It’s that time of year. Jewelry commercials usurp our television time; florists slash prices on roses, and Victoria’s Secret catalogs come every other day in the mail. Yep, it’s Valentine’s Day—a time to rekindle romance and tell those around you that you love them. It’s also a time to help Hallmark and Kay Jewelers send their profits through the roof. I know I might sound cynical, but I have reason to be. My husband hates this holiday, so while other women are getting jewelry and roses, I get pizza take-out so I don’t have to cook that night. Hey, the thought is there.
Anyway, we were out to dinner with another couple last year, and I brought up my husband’s lack of romance about Valentine’s Day. At first, my friend’s husband toed the marital line and started to defend the holiday, but then a defiant look came over his face, and he looked at his wife and said,
“Okay, I hate this holiday too. It’s ridiculous.”
This man’s reaction got my journalist juices flowing, so I decided to conduct impromptu research about Valentine’s Day. What I found out is that it is not the holiday that turns men off, but the gift giving. From what I can ascertain, men fear what gift to get a woman because we apparently read so much into these gifts. The peril of gift giving on Valentine’s Day is felt by all men whether they be married or unmarried. So, to help men find that special gift, I did more research and interviewed five women who told me about the worst Valentine’s Day gifts they received. So, men, this is my Valentine’s gift to you. This tells you what NOT to get your beloved.
- Flannel nightgowns: Men think this is a cute gift which represents cuddling and warmth. According to the women I interviewed, this gift says, Please, cover up from head to toe and don’t let me see you! Also, women associate flannel nightgowns with K-Mart and Walmart, and while we like the less expensive retail outlets for everyday life, we don’t appreciate them for romantic gifts.

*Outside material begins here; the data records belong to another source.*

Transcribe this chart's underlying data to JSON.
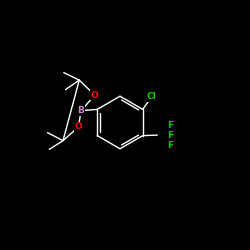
{
  "background_color": "#000000",
  "bond_color": "#ffffff",
  "atom_colors": {
    "B": "#cc88cc",
    "O": "#ff0000",
    "Cl": "#00cc00",
    "F": "#00cc00",
    "C": "#ffffff"
  },
  "lw": 1.0,
  "fontsize": 6.5
}
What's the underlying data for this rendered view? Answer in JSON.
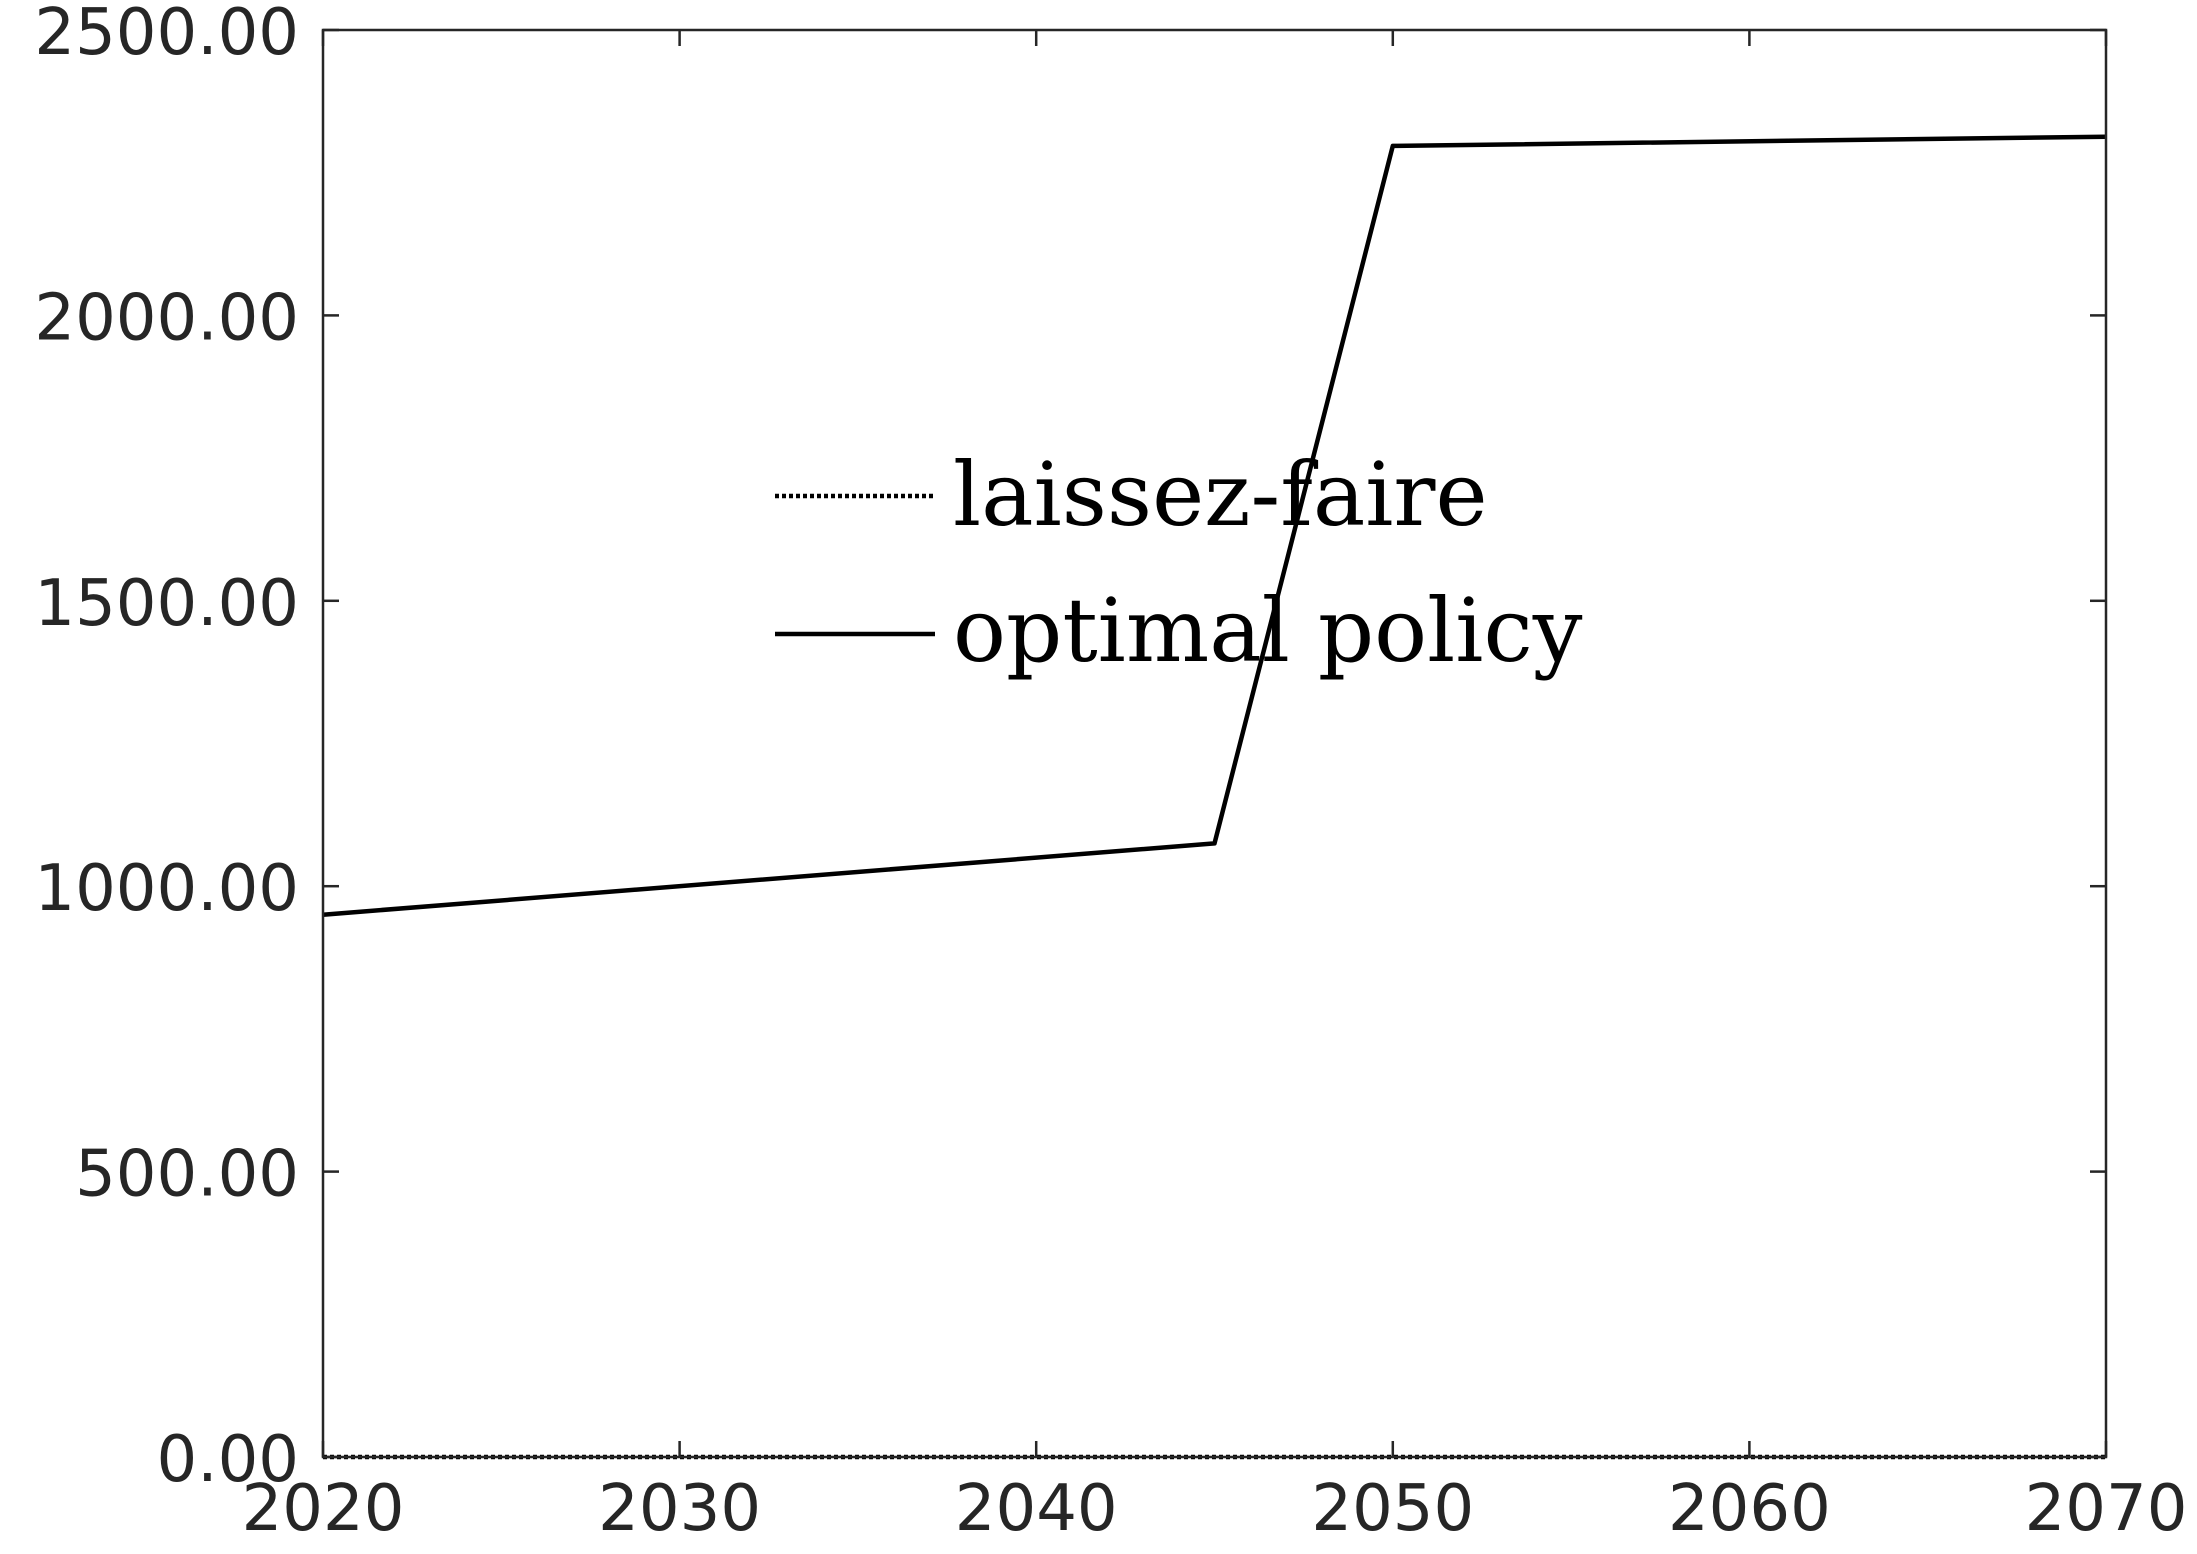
{
  "chart_data": {
    "type": "line",
    "title": "",
    "xlabel": "",
    "ylabel": "",
    "xlim": [
      2020,
      2070
    ],
    "ylim": [
      0,
      2500
    ],
    "x_ticks": [
      2020,
      2030,
      2040,
      2050,
      2060,
      2070
    ],
    "x_tick_labels": [
      "2020",
      "2030",
      "2040",
      "2050",
      "2060",
      "2070"
    ],
    "y_ticks": [
      0,
      500,
      1000,
      1500,
      2000,
      2500
    ],
    "y_tick_labels": [
      "0.00",
      "500.00",
      "1000.00",
      "1500.00",
      "2000.00",
      "2500.00"
    ],
    "grid": false,
    "legend_position": "center",
    "series": [
      {
        "name": "laissez-faire",
        "line_style": "dotted",
        "color": "#000000",
        "x": [
          2020,
          2025,
          2030,
          2035,
          2040,
          2045,
          2050,
          2055,
          2060,
          2065,
          2070
        ],
        "y": [
          0,
          0,
          0,
          0,
          0,
          0,
          0,
          0,
          0,
          0,
          0
        ]
      },
      {
        "name": "optimal policy",
        "line_style": "solid",
        "color": "#000000",
        "x": [
          2020,
          2045,
          2050,
          2070
        ],
        "y": [
          950,
          1075,
          2297,
          2313
        ]
      }
    ]
  }
}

- Anything domestic or cleaning related: I objected to the dismissal of this gift category by the women in my unscientifically formed focus group. I have wanted a Shark Steam Vacuum for two years now, but my husband won’t get it because his friends have warned him of the potential abuse he will take and the lack of sex that will ensue from this purchase. So, we are at a stalemate here. My female friends say to receive a gift like this sets a bad precedent for women everywhere. Once one woman approves of a domestic gift, it opens the floodgates to all women receiving these practical items, and it will signal the end of romance as we know it in modern society. I am starting to go with the men and think women put too much thought into this holiday.